Derrière son nom qui fleure bon l'outre-Atlantique, le café Americano cache une histoire profondément européenne. Il a en effet été conçu en Italie, dans le contexte très particulier de la Seconde Guerre mondiale.

À cette époque, les soldats américains stationnés sur le territoire italien fréquentaient les établissements locaux, mais se heurtaient à un choc culturel gustatif. Le traditionnel espresso italien, particulièrement court, dense et amer, ne convenait pas à leurs habitudes. Pour fidéliser cette clientèle, les baristas italiens ont fait preuve de pragmatisme : ils ont commencé à allonger l'espresso classique avec un généreux volume d'eau chaude, afin de reproduire l'aspect et la légèreté du café filtre consommé aux États-Unis.

La crème anglaise : l'exception qui confirme la règle

Pour clore ce tour d'horizon des mythes culinaires, arrêtons-nous sur la crème anglaise. Et pour une fois, la vérité correspond à l'étiquette : elle trouve bien ses racines en Angleterre.

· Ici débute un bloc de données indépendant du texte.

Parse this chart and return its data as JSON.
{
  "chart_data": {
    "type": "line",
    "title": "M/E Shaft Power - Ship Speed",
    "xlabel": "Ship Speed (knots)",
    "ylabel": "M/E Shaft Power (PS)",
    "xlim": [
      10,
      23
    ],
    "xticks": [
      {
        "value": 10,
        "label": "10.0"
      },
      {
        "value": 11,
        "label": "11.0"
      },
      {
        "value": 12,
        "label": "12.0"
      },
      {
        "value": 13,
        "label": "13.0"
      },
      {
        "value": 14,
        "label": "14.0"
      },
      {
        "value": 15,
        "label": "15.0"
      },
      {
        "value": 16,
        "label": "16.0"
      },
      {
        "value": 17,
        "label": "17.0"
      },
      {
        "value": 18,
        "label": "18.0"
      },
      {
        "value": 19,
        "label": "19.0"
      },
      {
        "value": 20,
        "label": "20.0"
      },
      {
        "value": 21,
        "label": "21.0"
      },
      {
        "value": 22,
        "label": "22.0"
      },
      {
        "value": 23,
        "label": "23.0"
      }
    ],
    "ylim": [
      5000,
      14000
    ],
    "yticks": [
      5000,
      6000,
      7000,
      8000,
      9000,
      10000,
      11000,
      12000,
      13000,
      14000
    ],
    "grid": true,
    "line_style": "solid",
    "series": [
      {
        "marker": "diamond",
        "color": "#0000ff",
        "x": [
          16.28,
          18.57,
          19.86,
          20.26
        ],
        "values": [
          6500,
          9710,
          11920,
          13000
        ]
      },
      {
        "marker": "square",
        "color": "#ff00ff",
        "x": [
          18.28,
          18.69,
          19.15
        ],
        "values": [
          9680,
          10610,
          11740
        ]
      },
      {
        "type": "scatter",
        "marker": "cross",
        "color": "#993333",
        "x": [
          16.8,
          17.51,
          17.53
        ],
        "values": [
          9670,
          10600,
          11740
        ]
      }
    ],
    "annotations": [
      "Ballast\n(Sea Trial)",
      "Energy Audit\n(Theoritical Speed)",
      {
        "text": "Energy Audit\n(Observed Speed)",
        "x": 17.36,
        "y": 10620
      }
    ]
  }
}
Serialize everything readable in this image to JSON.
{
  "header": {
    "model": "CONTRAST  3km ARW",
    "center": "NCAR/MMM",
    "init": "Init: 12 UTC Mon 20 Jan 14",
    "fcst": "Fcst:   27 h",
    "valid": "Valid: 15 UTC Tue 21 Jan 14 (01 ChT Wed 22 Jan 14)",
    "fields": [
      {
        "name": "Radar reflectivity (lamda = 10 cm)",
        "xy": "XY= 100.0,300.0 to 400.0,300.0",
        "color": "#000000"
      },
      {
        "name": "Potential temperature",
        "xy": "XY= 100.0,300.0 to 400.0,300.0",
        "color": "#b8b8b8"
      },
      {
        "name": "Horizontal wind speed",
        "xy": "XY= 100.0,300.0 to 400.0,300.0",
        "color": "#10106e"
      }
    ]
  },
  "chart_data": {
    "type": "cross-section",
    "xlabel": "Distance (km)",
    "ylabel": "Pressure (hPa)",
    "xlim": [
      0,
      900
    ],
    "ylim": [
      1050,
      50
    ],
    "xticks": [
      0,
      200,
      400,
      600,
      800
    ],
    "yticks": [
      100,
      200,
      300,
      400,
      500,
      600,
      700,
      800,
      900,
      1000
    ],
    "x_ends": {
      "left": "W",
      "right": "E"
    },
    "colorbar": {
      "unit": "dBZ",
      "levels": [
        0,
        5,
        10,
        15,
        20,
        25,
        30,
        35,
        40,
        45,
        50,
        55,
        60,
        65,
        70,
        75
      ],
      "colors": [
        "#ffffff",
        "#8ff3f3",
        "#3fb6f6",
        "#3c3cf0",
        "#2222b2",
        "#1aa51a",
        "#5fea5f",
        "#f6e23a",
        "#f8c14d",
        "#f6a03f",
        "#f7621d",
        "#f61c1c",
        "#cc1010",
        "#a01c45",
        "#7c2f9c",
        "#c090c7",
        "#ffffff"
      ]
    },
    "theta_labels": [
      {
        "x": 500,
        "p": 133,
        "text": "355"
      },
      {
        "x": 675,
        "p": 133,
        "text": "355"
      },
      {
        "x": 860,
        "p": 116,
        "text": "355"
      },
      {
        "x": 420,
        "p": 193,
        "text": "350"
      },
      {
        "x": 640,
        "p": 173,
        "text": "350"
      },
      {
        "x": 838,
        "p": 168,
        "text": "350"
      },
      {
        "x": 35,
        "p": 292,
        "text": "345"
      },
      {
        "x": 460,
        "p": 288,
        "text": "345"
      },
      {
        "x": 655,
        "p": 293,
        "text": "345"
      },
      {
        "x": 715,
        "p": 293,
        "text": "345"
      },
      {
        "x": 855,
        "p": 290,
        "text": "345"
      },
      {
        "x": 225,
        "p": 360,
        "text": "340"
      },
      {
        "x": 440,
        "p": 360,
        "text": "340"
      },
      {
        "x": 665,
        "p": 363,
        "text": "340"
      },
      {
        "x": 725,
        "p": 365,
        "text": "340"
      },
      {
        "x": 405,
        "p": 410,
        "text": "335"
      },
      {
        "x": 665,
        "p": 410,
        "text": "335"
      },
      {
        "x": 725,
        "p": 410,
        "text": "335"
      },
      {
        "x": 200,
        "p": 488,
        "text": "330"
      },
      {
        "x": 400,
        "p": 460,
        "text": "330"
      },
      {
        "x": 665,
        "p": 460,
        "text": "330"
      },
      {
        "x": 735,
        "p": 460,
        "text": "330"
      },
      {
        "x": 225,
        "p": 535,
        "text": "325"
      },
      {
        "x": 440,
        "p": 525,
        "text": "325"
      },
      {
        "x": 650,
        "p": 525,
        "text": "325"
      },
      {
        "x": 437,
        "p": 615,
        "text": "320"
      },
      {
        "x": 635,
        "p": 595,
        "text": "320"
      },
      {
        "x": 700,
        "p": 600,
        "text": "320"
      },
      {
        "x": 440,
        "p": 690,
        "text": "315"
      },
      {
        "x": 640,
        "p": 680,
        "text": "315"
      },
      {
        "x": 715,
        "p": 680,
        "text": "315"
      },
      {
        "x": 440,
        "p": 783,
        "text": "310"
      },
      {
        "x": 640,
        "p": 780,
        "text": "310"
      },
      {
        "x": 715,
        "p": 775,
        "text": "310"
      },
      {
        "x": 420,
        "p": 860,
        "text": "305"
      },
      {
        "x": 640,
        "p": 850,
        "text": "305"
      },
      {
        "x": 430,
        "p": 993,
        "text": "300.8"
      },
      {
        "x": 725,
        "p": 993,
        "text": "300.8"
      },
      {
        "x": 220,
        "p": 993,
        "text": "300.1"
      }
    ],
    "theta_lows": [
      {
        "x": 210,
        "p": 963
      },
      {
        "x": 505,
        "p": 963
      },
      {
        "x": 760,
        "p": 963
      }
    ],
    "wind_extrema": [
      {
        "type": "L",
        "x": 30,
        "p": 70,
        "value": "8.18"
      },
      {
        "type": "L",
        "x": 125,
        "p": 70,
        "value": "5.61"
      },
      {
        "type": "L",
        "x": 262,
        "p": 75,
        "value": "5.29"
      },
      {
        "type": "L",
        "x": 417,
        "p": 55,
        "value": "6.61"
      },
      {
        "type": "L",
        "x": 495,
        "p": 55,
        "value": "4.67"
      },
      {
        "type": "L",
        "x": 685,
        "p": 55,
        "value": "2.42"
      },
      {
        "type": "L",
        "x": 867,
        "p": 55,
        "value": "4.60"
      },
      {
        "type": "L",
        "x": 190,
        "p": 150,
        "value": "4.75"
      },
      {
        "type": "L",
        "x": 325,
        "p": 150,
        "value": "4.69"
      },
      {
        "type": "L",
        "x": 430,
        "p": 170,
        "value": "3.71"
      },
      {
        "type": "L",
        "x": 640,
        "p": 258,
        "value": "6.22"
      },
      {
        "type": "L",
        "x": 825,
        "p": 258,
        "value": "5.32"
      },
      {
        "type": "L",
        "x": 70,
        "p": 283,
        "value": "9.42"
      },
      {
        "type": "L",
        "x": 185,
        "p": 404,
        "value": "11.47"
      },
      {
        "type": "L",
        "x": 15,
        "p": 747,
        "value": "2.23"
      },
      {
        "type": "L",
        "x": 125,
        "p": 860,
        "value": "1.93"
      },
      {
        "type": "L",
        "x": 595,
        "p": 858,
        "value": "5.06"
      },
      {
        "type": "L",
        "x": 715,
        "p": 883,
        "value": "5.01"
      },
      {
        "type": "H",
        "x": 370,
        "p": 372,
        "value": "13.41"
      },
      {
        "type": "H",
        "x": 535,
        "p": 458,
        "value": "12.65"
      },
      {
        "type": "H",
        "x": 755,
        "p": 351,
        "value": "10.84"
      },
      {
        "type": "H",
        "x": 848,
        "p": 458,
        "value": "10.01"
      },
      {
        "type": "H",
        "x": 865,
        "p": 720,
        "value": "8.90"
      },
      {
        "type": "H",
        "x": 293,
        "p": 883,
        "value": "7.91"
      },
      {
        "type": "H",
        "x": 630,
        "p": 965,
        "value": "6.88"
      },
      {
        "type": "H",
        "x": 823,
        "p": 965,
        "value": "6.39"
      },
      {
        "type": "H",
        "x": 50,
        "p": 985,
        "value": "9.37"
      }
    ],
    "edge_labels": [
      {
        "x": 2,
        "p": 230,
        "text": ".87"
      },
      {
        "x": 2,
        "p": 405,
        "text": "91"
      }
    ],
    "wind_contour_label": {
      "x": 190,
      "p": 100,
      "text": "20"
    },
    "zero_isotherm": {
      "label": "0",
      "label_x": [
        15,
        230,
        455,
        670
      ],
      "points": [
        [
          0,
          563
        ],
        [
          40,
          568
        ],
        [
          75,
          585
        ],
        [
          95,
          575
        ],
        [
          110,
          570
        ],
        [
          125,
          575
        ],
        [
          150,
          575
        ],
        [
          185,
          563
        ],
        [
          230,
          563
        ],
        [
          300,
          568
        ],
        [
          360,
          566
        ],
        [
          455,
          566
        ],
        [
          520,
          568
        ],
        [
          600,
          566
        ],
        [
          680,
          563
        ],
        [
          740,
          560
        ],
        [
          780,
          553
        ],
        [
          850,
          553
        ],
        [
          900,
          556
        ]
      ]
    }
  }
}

Dès le Moyen-Âge, la gastronomie britannique intégrait le custard, une crème épaisse et consistante que l'on servait brûlante sur les entremets. Au fil des siècles, et particulièrement au XIXe siècle, les chefs français se sont approprié cette base. Ils ont affiné et allégé la recette pour obtenir la texture fluide et nappante que nous connaissons aujourd'hui, et l'ont baptisée "crème anglaise" en guise de reconnaissance à la tradition d'outre-Manche qui l'a inspirée.